Gideon is one angry dude. A couple of villages—Israelite villages, no less—refuse to feed Gideon’s army because he hasn’t yet captured two Midianite kings. Gideon vows revenge. In due course he captures the kings—Gideon always gets his men—then schemes a sadistic reprisal. He captures a young man from Succoth, one of the villages that defied him, and interrogates him till he gives up the names of 77 village officials and elders. Gideon sweeps down to Succoth, seizes the 77, and has them trampled to death underneath thorns and briers. Good Lord!
I was about to say that this is the first time Israelites have slaughtered Israelites, but of course that’s not true. Remember the payback following Korah’s rebellion against Moses or the post-Golden Calf blood bath? Still, this is a particularly nasty retaliation—the execution method is fiendishly barbaric, while the selective extermination of the village elders is resonant of Soviet and Nazi tactics.
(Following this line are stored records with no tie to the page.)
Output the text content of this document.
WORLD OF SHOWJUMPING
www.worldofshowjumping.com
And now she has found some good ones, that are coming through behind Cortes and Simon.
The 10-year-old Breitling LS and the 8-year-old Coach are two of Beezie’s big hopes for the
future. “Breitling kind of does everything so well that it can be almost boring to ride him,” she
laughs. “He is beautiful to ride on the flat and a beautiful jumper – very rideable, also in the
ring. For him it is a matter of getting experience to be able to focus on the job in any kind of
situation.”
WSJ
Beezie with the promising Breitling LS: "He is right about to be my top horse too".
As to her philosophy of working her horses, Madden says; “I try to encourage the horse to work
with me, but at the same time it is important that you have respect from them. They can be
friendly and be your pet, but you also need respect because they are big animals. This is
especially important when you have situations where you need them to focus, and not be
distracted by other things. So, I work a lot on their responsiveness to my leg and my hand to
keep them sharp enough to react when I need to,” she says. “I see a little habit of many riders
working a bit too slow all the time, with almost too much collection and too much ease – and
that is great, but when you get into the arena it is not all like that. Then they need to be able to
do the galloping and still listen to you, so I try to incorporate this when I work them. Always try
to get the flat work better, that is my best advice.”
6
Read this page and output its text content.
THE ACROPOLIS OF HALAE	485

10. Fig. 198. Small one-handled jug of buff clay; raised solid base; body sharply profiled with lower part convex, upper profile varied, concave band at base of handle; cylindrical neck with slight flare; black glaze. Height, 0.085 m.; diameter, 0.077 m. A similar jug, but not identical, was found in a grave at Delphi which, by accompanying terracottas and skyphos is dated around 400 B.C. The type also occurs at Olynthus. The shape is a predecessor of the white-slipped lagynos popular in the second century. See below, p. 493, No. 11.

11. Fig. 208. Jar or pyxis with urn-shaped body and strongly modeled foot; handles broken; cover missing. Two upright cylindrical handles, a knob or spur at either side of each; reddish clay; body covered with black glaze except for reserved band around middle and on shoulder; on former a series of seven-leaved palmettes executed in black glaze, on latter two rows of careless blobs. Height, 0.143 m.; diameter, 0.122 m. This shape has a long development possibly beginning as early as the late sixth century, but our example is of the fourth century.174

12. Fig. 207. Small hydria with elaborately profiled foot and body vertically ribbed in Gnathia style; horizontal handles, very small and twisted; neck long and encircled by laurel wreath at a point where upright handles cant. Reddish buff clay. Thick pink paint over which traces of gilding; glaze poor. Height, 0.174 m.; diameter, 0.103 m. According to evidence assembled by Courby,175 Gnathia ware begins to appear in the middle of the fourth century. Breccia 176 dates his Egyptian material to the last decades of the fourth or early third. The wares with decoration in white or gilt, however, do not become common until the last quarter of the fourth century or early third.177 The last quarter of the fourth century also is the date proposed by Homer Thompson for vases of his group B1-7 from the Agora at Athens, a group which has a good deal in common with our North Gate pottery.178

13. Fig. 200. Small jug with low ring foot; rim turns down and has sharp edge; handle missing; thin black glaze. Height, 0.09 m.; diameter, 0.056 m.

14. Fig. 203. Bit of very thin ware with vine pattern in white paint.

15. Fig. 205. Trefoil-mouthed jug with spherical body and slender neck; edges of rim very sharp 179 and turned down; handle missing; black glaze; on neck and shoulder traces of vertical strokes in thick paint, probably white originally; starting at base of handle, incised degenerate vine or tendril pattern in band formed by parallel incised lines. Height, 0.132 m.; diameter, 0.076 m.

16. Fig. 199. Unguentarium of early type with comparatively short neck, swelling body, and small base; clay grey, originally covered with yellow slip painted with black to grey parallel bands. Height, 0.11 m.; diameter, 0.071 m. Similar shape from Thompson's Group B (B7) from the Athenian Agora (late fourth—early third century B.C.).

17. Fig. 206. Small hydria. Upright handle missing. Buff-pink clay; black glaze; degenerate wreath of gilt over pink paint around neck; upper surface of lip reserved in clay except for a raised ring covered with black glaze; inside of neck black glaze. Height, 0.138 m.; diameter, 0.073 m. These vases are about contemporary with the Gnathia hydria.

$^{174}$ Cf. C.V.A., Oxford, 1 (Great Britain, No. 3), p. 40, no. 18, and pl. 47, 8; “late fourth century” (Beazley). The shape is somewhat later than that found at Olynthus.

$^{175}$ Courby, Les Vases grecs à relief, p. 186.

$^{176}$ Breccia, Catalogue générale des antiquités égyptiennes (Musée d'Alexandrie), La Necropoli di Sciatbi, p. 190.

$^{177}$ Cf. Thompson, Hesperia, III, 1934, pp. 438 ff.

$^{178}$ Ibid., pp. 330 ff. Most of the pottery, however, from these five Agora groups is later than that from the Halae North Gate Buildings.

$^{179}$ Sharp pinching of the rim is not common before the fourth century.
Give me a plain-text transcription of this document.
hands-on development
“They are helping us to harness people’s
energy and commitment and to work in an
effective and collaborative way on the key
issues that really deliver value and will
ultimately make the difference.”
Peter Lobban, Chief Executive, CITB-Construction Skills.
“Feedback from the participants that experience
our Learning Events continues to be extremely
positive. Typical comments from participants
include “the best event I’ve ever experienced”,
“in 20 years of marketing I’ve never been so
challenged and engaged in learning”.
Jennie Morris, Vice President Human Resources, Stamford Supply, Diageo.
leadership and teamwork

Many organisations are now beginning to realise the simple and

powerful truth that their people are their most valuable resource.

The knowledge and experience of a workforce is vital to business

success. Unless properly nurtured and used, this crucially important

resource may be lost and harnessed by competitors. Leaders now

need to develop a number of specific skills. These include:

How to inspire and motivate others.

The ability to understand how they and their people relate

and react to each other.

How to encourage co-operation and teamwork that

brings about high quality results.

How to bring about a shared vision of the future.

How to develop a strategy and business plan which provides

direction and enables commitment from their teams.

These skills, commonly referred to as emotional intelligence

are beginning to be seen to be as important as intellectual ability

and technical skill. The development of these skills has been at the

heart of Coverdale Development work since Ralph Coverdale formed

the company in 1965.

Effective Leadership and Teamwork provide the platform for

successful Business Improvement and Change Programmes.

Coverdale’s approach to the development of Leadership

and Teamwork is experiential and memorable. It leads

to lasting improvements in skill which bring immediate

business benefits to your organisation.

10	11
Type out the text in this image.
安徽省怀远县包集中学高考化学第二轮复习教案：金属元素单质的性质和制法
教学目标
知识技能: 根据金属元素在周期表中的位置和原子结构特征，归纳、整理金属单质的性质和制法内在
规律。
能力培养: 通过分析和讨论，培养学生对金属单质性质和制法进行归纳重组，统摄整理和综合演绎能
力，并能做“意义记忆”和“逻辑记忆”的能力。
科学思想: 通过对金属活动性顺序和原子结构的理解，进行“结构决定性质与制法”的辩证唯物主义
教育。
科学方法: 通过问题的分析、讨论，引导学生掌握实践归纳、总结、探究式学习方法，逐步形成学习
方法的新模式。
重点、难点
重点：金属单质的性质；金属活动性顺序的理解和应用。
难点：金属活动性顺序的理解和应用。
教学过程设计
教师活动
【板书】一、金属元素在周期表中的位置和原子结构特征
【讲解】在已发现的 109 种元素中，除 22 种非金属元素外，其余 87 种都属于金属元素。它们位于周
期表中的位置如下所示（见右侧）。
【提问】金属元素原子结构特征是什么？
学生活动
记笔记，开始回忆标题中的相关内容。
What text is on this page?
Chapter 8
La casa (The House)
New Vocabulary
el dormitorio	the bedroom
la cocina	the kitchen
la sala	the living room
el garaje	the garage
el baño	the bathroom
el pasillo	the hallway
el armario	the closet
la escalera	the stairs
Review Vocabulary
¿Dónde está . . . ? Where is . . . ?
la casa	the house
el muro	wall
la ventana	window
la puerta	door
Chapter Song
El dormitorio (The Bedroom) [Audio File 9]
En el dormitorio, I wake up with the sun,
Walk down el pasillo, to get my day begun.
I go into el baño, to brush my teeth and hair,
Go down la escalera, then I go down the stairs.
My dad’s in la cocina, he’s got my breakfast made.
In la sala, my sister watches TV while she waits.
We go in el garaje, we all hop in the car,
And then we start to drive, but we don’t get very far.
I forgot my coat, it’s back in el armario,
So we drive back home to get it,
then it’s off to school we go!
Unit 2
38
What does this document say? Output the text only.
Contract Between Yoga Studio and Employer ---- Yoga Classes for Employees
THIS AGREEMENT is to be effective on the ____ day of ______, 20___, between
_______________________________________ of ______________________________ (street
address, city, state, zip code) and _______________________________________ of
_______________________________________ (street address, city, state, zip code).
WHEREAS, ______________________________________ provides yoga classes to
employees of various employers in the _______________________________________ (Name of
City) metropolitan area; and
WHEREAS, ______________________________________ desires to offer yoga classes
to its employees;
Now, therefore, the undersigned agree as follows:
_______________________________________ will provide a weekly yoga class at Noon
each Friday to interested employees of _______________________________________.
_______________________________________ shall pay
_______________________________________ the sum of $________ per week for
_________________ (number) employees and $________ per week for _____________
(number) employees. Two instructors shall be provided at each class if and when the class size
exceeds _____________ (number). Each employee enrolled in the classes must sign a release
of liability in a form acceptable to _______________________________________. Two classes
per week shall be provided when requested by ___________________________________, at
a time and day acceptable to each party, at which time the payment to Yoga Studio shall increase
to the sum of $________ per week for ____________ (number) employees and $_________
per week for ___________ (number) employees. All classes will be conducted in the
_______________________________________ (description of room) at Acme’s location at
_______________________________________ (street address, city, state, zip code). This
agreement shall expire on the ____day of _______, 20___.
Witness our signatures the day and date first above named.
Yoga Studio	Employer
Gideon is not done shedding blood, oh no. He reveals to his two captive Midianite kings that they killed Gideon’s own brothers. (He then claims that he would have let the kings live had they not killed his brothers. This is preposterous. Can you name one captive king in the entire Bible who hasn’t been executed?) Gideon orders his young son to stab the two kings to death. The boy, who clearly hasn’t inherited Dad’s mad skills, is too afraid, so Gideon cuts them down himself.
The Israelites beg Gideon to be their king, but he refuses, saying the Lord will rule them. This rejection of the crown is a terrible mistake. If there’s any lesson in Judges—besides a how-to for murder—it’s that the people need to be ruled. Israel keeps falling back into idolatry and captivity because it lacks a powerful central authority. The occasional martial hero (Gideon, Ehud, Othniel) can rout the enemy in the field, and create a brief respite between subjugations. But the good times don’t last, because there’s no central government to organize the army, secure borders, and enforce laws. Religions are always leery of government—fearing that governments claim powers that ought to belong to God—but Judges is brutal evidence that the lack of government is much worse than government. This Bible book is, in some sense, a vindication of the George W. Bush worldview. Activist “judges” are the problem. They’ve left the Promised Land a mess. What Israel needs is a strong executive.